Der zweite Abschnitt des Kapitels ist der „psychodynamischen Diagnostik“ gewidmet, unterteilt in das „psychoanalytische Erstinterview“, das „strukturelle Interview“ und die OPD (operationale psychodynamische Diagnostik). Da, wie auch sonst, gelingt das Kunststück der vollständigen Darstellung auf knappstem Raum. Die OPD wird in Grundzügen auf zweieinviertel Seiten dargestellt und man versteht, worum es geht und wie sie aufgebaut ist. Weitere Unterabschnitte sind der „Verhaltensdiagnostik“ gewidmet, der „standardisierten klinischen Diagnostik“. Im Unterabschnitt „psychodiagnostische Testverfahren“ werden jeweils zwei bis vier der etablierten Testverfahren für die Diagnostik verschiedener Bereiche (Intelligenz, Kognition, affektive Störungen, Angst, etc.) samt Eckdaten übersichtlich aufgelistet, und schließlich wird im letzten Unterabschnitt die sozialmedizinische Diagnostik und Begutachtung behandelt. Das diagnostische Kapitel umfasst insgesamt 18 Seiten, woraus man die Knappheit der Darstellung ableiten kann. Das ist allerdings nur bei gleichzeitiger exzellenter Übersichtlichkeit zu schaffen, und diese soll hier lobend hervorgehoben werden.

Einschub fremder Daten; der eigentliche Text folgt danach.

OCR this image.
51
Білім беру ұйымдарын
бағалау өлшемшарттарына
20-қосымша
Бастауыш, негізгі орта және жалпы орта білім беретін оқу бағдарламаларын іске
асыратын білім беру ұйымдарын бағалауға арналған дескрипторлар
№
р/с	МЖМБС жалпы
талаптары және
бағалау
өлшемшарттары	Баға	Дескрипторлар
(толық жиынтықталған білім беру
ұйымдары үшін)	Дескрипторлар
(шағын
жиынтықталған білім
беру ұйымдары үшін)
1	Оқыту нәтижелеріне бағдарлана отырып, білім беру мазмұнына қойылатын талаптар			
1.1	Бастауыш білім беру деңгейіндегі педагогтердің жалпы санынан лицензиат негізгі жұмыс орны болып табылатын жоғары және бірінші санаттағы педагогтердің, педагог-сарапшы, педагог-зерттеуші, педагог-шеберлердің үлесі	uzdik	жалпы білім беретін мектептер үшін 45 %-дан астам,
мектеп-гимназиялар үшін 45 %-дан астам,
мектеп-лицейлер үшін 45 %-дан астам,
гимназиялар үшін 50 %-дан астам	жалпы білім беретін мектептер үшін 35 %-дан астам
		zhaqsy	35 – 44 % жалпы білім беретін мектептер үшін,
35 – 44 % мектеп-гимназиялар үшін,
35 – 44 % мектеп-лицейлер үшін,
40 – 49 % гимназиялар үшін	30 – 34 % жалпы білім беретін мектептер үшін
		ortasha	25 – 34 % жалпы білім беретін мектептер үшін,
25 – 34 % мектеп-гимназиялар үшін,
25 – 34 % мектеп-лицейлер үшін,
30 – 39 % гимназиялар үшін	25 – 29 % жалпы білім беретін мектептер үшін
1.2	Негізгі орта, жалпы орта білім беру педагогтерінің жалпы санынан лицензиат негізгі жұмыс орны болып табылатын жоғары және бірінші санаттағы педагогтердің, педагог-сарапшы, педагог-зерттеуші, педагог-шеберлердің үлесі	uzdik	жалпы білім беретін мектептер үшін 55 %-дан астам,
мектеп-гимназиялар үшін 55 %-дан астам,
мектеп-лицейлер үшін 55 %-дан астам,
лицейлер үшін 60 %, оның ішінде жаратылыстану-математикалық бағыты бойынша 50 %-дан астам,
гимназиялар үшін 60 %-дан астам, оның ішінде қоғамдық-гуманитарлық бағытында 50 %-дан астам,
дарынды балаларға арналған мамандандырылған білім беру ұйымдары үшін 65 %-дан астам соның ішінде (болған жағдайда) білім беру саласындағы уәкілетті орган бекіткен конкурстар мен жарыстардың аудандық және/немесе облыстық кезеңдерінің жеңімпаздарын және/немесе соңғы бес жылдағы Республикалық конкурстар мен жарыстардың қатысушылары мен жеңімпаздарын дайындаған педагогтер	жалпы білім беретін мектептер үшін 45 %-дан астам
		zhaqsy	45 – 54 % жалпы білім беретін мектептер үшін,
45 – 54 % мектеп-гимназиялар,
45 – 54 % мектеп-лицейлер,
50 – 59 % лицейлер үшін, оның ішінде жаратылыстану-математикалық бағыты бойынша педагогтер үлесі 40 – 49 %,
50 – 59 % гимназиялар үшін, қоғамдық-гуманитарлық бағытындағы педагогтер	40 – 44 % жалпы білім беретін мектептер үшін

Das weitaus umfangreichste Kapitel ist natürlich den Krankheitsbildern gewidmet; auch hier ist wieder die Vollständigkeit bei gleichzeitiger Übersichtlichkeit positiv hervorzuheben. Die hier attestierte Vollständigkeit ist aber nicht nur taxativ gemeint, sondern bezieht sich auch auf die konzeptionellen backgrounds. So wird bei den Essstörungen gleich das verhaltenstherapeutische Störungsmodell mitreferiert, bei der somatoformen Schmerzstörung psychodynamische Aspekte; erfreulich übrigens, dass Essstörungen dort angesiedelt sind, wo sie hingehören, bei den Verhaltensstörungen und nicht wie jahrzehntelang als Teilbereich der Psychosomatik.

Besonders verdienstvoll erscheint mir persönlich die Übersicht über die therapeutischen Ansätze und Methoden, da wird alles und werden alle angeführt, die sich jemals Verdienste erworben haben, Ringels präsuizidales Syndrom von 1953, Schindlers Gruppenpositionen von 1957, natürlich Kernbergs übertragungsfokussierte Borderline Therapie, aber auch Fonagys am Mentalisierungskonzept orientierter Ansatz, um nur einige wenige zu erwähnen. Das kenne ich so nicht, weder in der Breite noch in der Vollständigkeit. Keine Rezension ohne wenigstens kleine Kritik? Na gut, dann soll es die Kleinheitskritik sein, das Format verlangte mir ab, meine Brillen aufzusetzen, die ich sonst nur selten verwende.